The Canadian justice system and the legal profession have a history of being unwelcoming, hostile, and ultimately harmful to trans and non-binary people. British Columbia courts are to be commended for the measures they have implemented to create a legal profession and justice system that better respect and affirm the identities of trans and non-binary participants. Requiring parties and lawyers to provide the name, title (e.g., Mr., Ms., Mx., Counsel), and pronouns of participants in the proceeding represents incremental but important progress to rendering our justice system and profession more inclusive and respectful.
The Canadian Lawyer Magazine’s decision to publish Ms. Farsai’s transphobic and inaccurate op-ed had the opposite effect. It caused harm, particularly to trans and nonbinary members of our communities. While we appreciate that the op-ed has now been removed, its initial publication raises serious concerns about Canadian Lawyer Magazine’s editorial standards and the process through which the decision was made to publish it. These issues call for an explanation and apology from Canadian Lawyer Magazine.

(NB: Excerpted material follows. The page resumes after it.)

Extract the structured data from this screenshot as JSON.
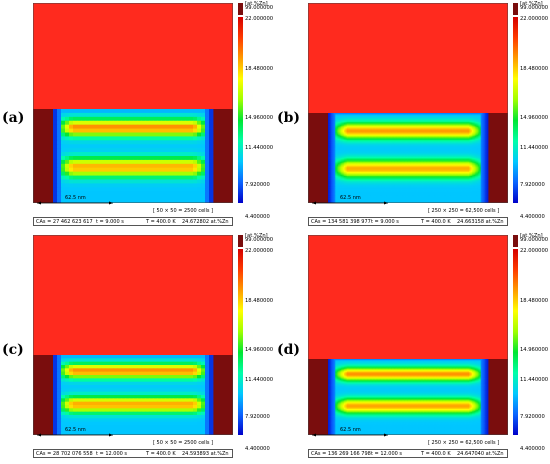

We also wish to extend an invitation to Canadian Lawyer Magazine to work with The 519 to deliver appropriate training to your staff on issues related to the inclusive and respectful treatment of trans and gender-diverse people, as well as to develop a policy on the use of pronouns in your own publication.
We look forward to hearing from you.
Chair, Board of The 519
Paul Jonathan Saguil
Vice-Chair, Board of The 519
1Letter from Lambda Legal to The Honorable Charles Grassley and The Honorable Dianne Feinstein, “39 LGBT Groups Oppose Confirmation of Stuart Kyle Duncan”, dated January 17, 2018 (available online).